En el pueblo no se veía siquiera una luz, ni siquiera un hilo de humo. Todos estaban ahora dormidos en las casas subyugadas por la miseria, que se aferraban a las herbosas laderas como dos filas de ovejas, mientras que la iglesia con su majestuosa torre, estaba protegida por la cresta de la tierra y bien podría representar al pastor apoyándose en su cayado.
Los árboles más añejos crecían a lo largo del parapeto de la pequeña plaza de la iglesia, inclinándose por la furia del viento como negros monstruos en la informe penumbra, y en respuesta a su clamor, llegaba el lamento de los álamos y las cañas del valle. Y en la algidez de la noche, el viento gemía medio ahogado por la luna y la ira de las nubes, como si expresara el dolor de una madre que busca a su hijo."

Grazia Deledda
La madre


"... en nuestros bosques, sobre las montañas de granito, en los fértiles valles: surcos de plata. Son los arroyos en las verdes llanuras de pasturas floridas, tras los plácidos silencios del cielo y del campo solitario..."

Grazia Deledda


"¿Es posible que no se pueda vivir sin hacer daño a los inocentes?"

Grazia Deledda


La primavera

El invierno había refrescado también
el color de las rocas. Desde el monte descendían 
venas de plata, mil riachuelos silenciosos,
relucientes en el verde vivo de la hierba.
Un sobresalto del torrente en el fondo del valle
entre melocotones y almendras florecidas, y todo era puro,
joven, fresco, bajo la luz plateada del cielo.

Grazia Deledda
Traducción del italiano al español: Leonel Licea


“La vida pasa y nosotros la dejamos pasar como el agua del río, y solo cuando falta nos damos cuenta que no está.”

Grazia Deledda


"Le entraron ganas de reír, porque le pareció que era Baldo, con su voz de predicador, quien hablaba así. Luego, mientras la luna reaparecía entre las crestas negras de las nubes, en un trozo de cielo semejante a un lago alpino, también ella se desasió de nuevo de su encanto maléfico.
Había llegado cerca del seto que bordeaba la carretera. En la acequia cantaban las ranas, y su canto era como un concierto, con su primero y segundo violín, el oboe y el contrabajo; sólo que los instrumentos estaban desafinados y oxidados, y sus voces eran estridentes.
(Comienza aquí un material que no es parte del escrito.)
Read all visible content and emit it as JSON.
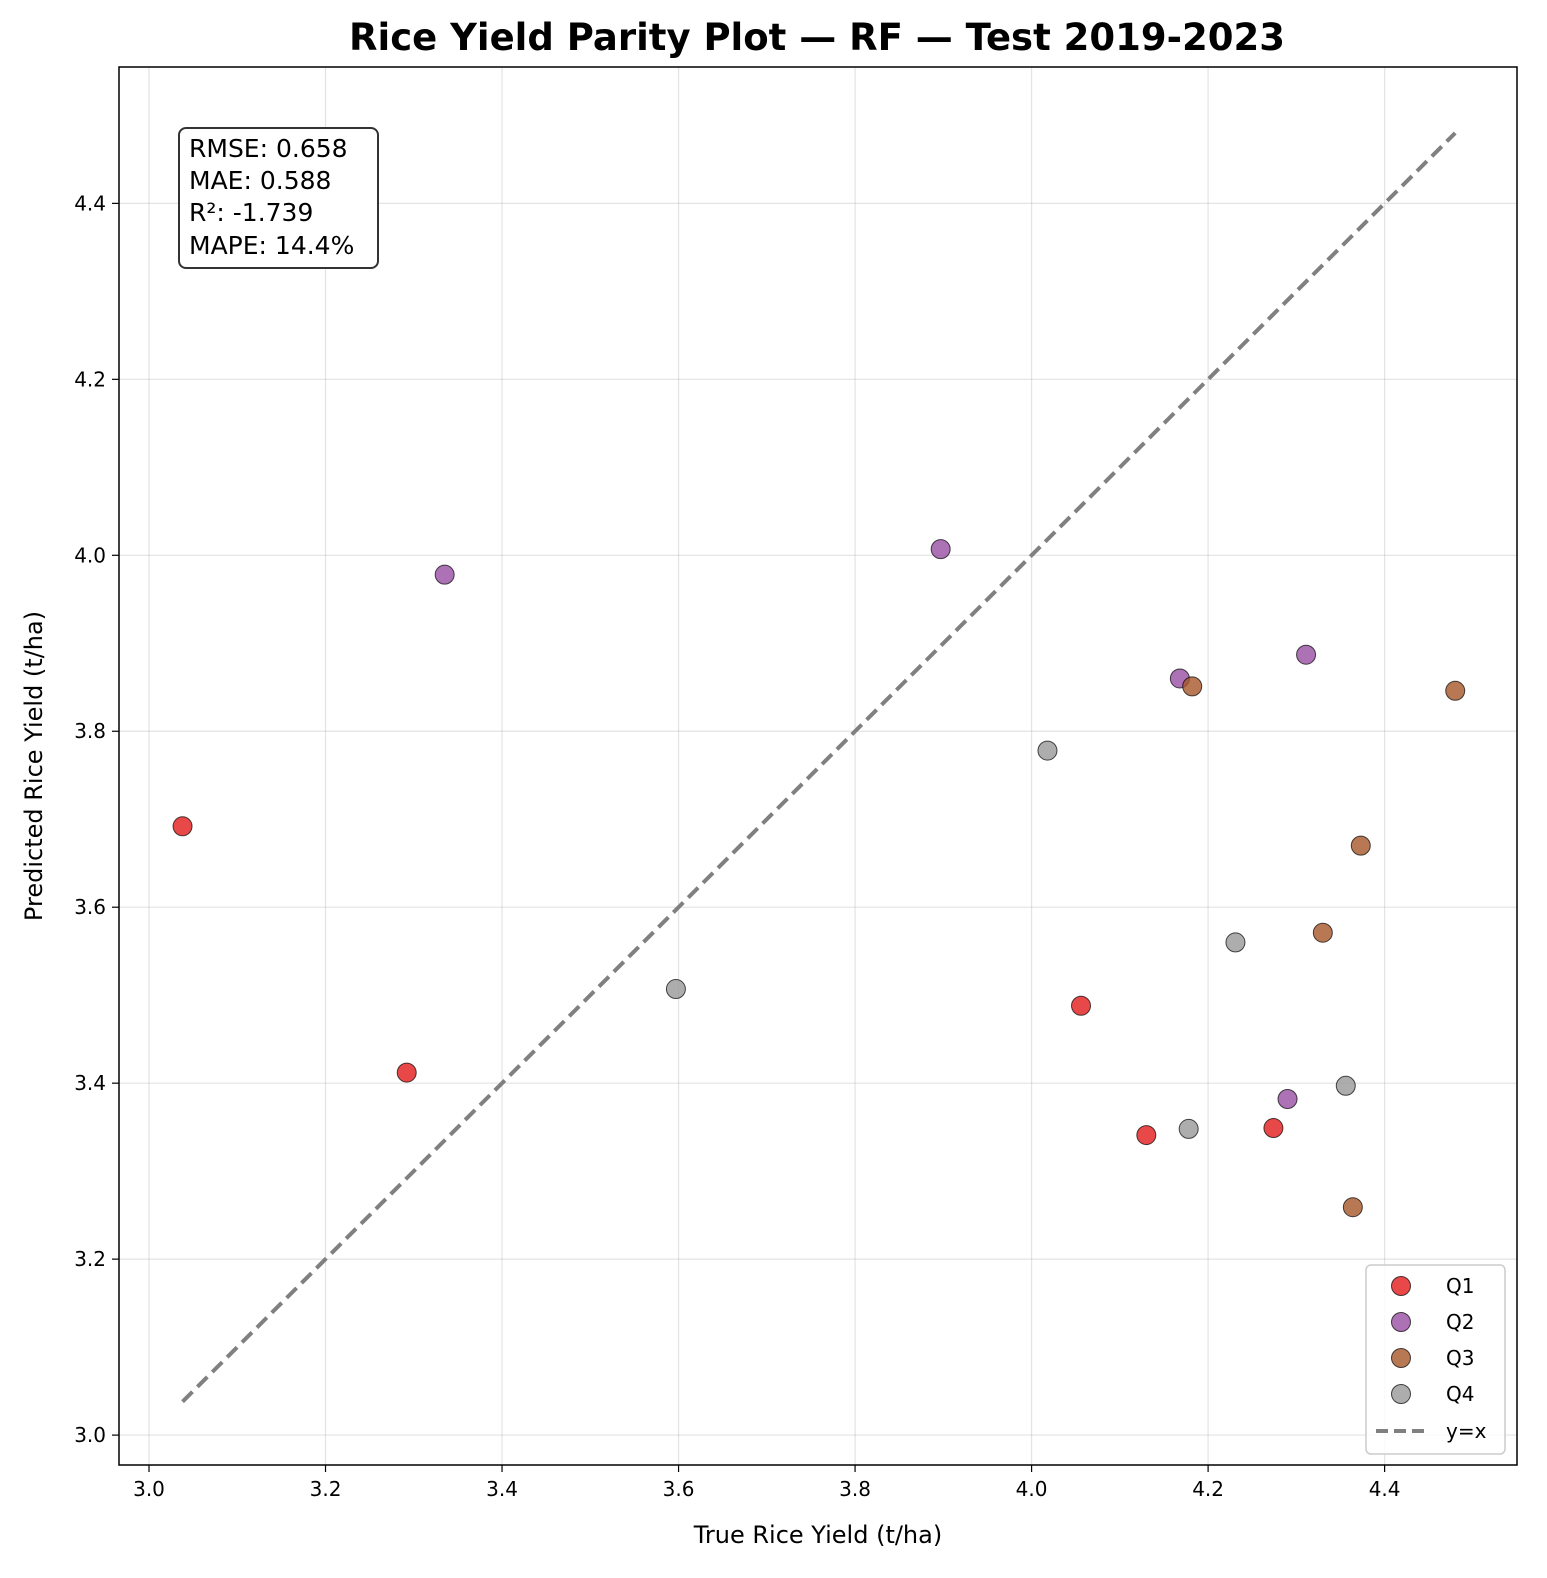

Sin embargo, la del primer violín expresaba una pasión juvenil, una invocación tan desesperada al amor, que hasta el agua de la acequia parecía agitada por ella: era el reflejo de la luna que, goteando entre hoja y hoja, llenaba de trémulas esmeraldas el refugio de las ranas. Todo es bello cuando se trata de amor.
Y la mujer prosiguió su camino, con un gran suspiro ahogado dentro. Nunca como en aquella noche se había sentido sola y combatiendo contra las fuerzas adversas de su sexo; y nunca le había parecido todo tan vano, incluso su propio trabajo y la edificación de su familia, porque la vida que todavía le quedaba tenía que morir con ella.
Y si andaba así, en el vacío, bajo el cambiante resplandor de la noche turbada, sentía que lo hacía para castigar su inútil fuerza vital o para darle, por lo menos, una salida en el sueño.
Y he aquí que, precisamente como en los sueños de aquellas últimas noches, cuando la carne doliente y el instinto sepultado avasallaban el espíritu adormecido, Annalena se sobresaltó de alegría y de angustia al percibir, a través del seto, un olor de tabaco especial, que ella conocía bien: su olor. Volvió a detenerse, como envuelta por una nube de humo denso y agrio que le cerraba los ojos y le penetraba en la garganta, y tosió para librarse de ella.
En el fondo era una tos voluntaria, un anhelo del instinto cogido a lazo. El hombre, en la carretera, la oyó, y su voz respondió en seguida, como el eco a la llamada."

Grazia Deledda
Annalena Bilsini



"Todos estamos impregnados del bien y del mal, pero a este último hay que ganarlo, Antonio. El acero que es acero es templado y reducido a espada, de aquel que quiere vencer al enemigo."

Grazia Deledda

"Y poco a poco sintió que su vida se llenaba de aquel dolor, de aquel desorden, como si el viento de aquella noche hubiese entrado en su casa, dejada abierta, y lo hubiera alterado todo, y él no consiguiera implantar el orden de antes.
Comenzó, en realidad, a descuidar su casa y sus asuntos. Por la mañana se quedaba en cama hasta tarde; escondía la cabeza bajo la almohada para no ver el hilo de luz que entraba por el ventanuco, y así intentaba olvidar que fuera hacía frío, que si se levantaba tenía que salir e ir a casa de sus vecinos a saber cómo estaban.
No; no quería pensar más en ellos, pensar más en ella; y ella, en cambio, estaba a su lado, estaba dentro de su cama, estaba dentro de él…
Entonces saltaba del lecho, andaba por la casa semidesnudo y tomaba un baño frío para desentumecerse. Acababa vistiéndose, saliendo a preguntar cómo estaban sus vecinos. El temor de que el enfermo se escapara otra vez le inquietaba continuamente. El enfermo, en cambio, había caído en una profunda depresión, y no podía siquiera levantarse de la cama.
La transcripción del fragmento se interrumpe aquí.